En Belgique, l’amputation ou l’endommagement des parties sensibles du corps des animaux vertébrés est interdit, à quelques exceptions près, strictement encadrées et énumérées dans un arrêté royal. Et tout ce qui n’est pas explicitement autorisé est interdit !

Pas d’intervention esthétique

Oreilles coupées chez le chien, amputation de la queue chez le chien ou le cheval, par exemple, sont interdites depuis 2001. A moins que l’intervention n’ait été réalisée avant l’entrée en vigueur de l’interdiction, les animaux ayant subi ce type d’intervention interdite ne peuvent pas être commercialisés ni participer à des expositions, des sélections ou des concours, même si l’intervention a été faite dans un pays où elle est autorisée.

Des autorisations spécifiques

L’amputation ou l’ablation partielle peut être autorisée pour des raisons vétérinaires, en cas de lutte contre les maladies animales, pour mieux intégrer l’animal dans le processus de l’entreprise ou pour limiter la reproduction de l’espèce.

Dans les exploitations agricoles

Certaines pratiques, autrefois courantes, sont désormais interdites ou fortement encadrées. L’organisation de l’entreprise agricole doit être repensée pour limiter, voire éviter certaines interventions jugées routinières, comme l’ablation de la queue des gorets.
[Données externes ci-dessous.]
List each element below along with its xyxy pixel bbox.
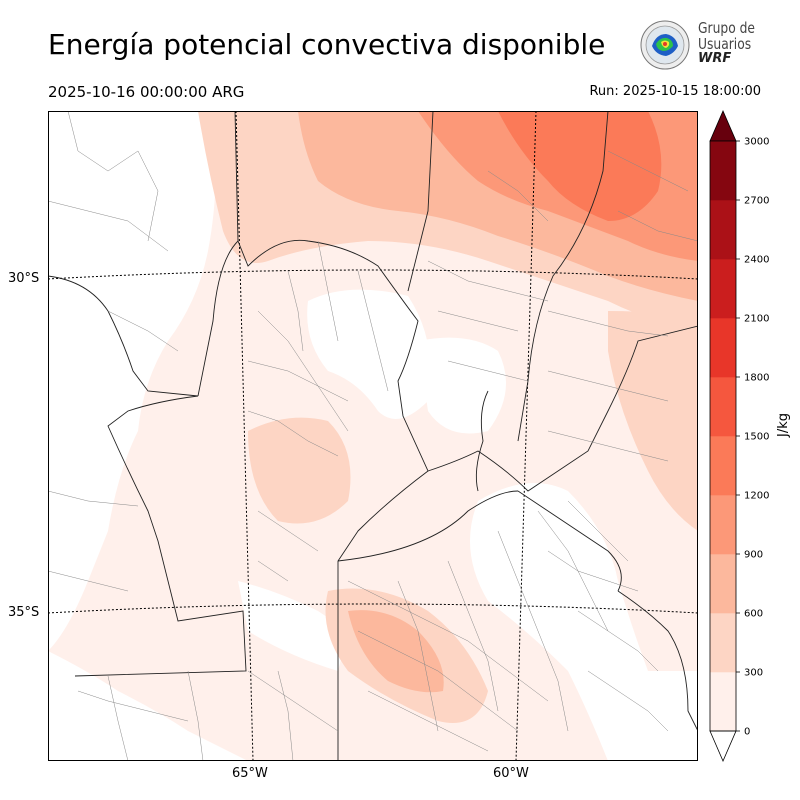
colorbar-tick-label: 3000 <box>744 137 769 148</box>
colorbar-segment <box>710 672 736 732</box>
cape-contour-300-600-east <box>608 311 698 531</box>
colorbar-tick-label: 1800 <box>744 373 769 384</box>
lon-label-65w: 65°W <box>232 766 268 781</box>
map-title: Energía potencial convectiva disponible <box>48 28 606 61</box>
colorbar-segment <box>710 613 736 673</box>
colorbar-under-extension <box>709 730 737 763</box>
colorbar-tick-label: 900 <box>744 550 763 561</box>
lon-label-60w: 60°W <box>493 766 529 781</box>
grupo-usuarios-wrf-logo: Grupo de Usuarios WRF <box>640 18 760 70</box>
lat-label-35s: 35°S <box>8 605 40 620</box>
colorbar-units: J/kg <box>776 413 791 437</box>
meridian-65w <box>235 111 254 761</box>
colorbar-tick-label: 1500 <box>744 432 769 443</box>
colorbar-segment <box>710 259 736 319</box>
colorbar-segment <box>710 436 736 496</box>
colorbar-segment <box>710 200 736 260</box>
map-frame <box>48 111 698 761</box>
colorbar-tick-label: 2700 <box>744 196 769 207</box>
cape-nodata-south <box>238 581 348 671</box>
colorbar-tick-label: 0 <box>744 727 750 738</box>
colorbar: 0 300 600 900 1200 1500 1800 2100 2400 2700 3000 <box>709 109 769 763</box>
colorbar-segment <box>710 495 736 555</box>
run-time: Run: 2025-10-15 18:00:00 <box>589 84 761 99</box>
cape-nodata-mid <box>418 337 506 434</box>
valid-time: 2025-10-16 00:00:00 ARG <box>48 83 245 101</box>
colorbar-ticks: 0 300 600 900 1200 1500 1800 2100 2400 2700 3000 <box>736 137 769 738</box>
logo-text-wrf: WRF <box>698 51 732 66</box>
colorbar-tick-label: 2100 <box>744 314 769 325</box>
parallel-30s <box>48 269 698 280</box>
logo-text-grupo-de: Grupo de <box>698 19 756 37</box>
cape-contour-1200-1500 <box>498 111 662 221</box>
colorbar-tick-label: 2400 <box>744 255 769 266</box>
department-boundaries <box>48 111 698 761</box>
logo-text-usuarios: Usuarios <box>698 35 752 53</box>
cape-contour-300-600-center <box>248 417 351 524</box>
colorbar-segment <box>710 377 736 437</box>
meridian-60w <box>515 111 537 761</box>
cape-nodata-west <box>48 111 216 651</box>
colorbar-segment <box>710 554 736 614</box>
colorbar-over-extension <box>709 109 737 142</box>
colorbar-segments <box>709 109 737 763</box>
colorbar-tick-label: 300 <box>744 668 763 679</box>
cape-contour-600-900-south <box>348 610 444 693</box>
cape-nodata-southeast <box>470 483 698 761</box>
colorbar-tick-label: 600 <box>744 609 763 620</box>
cape-nodata-southwest <box>48 651 248 761</box>
lat-label-30s: 30°S <box>8 271 40 286</box>
cape-nodata-center <box>307 289 431 419</box>
globe-seal-icon <box>640 20 690 70</box>
cape-map <box>48 111 698 761</box>
colorbar-tick-label: 1200 <box>744 491 769 502</box>
colorbar-segment <box>710 141 736 201</box>
parallel-35s <box>48 603 698 614</box>
colorbar-segment <box>710 318 736 378</box>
Des interventions sous sédatif

Les interventions douloureuses doivent toujours être réalisées sous sédatif ou à l’aide d’antidouleur, sauf si ce n’est pas le cas pour des interventions similaires chez l’être humain ou si le vétérinaire estime que ce n’est pas possible.

Des solutions moins douloureuses

Dès que possible, des solutions moins douloureuses pour l’animal doivent être privilégiées. Le marquage au fer est, par exemple, interdit pour l’identification des chevaux, au profit des micro-puces.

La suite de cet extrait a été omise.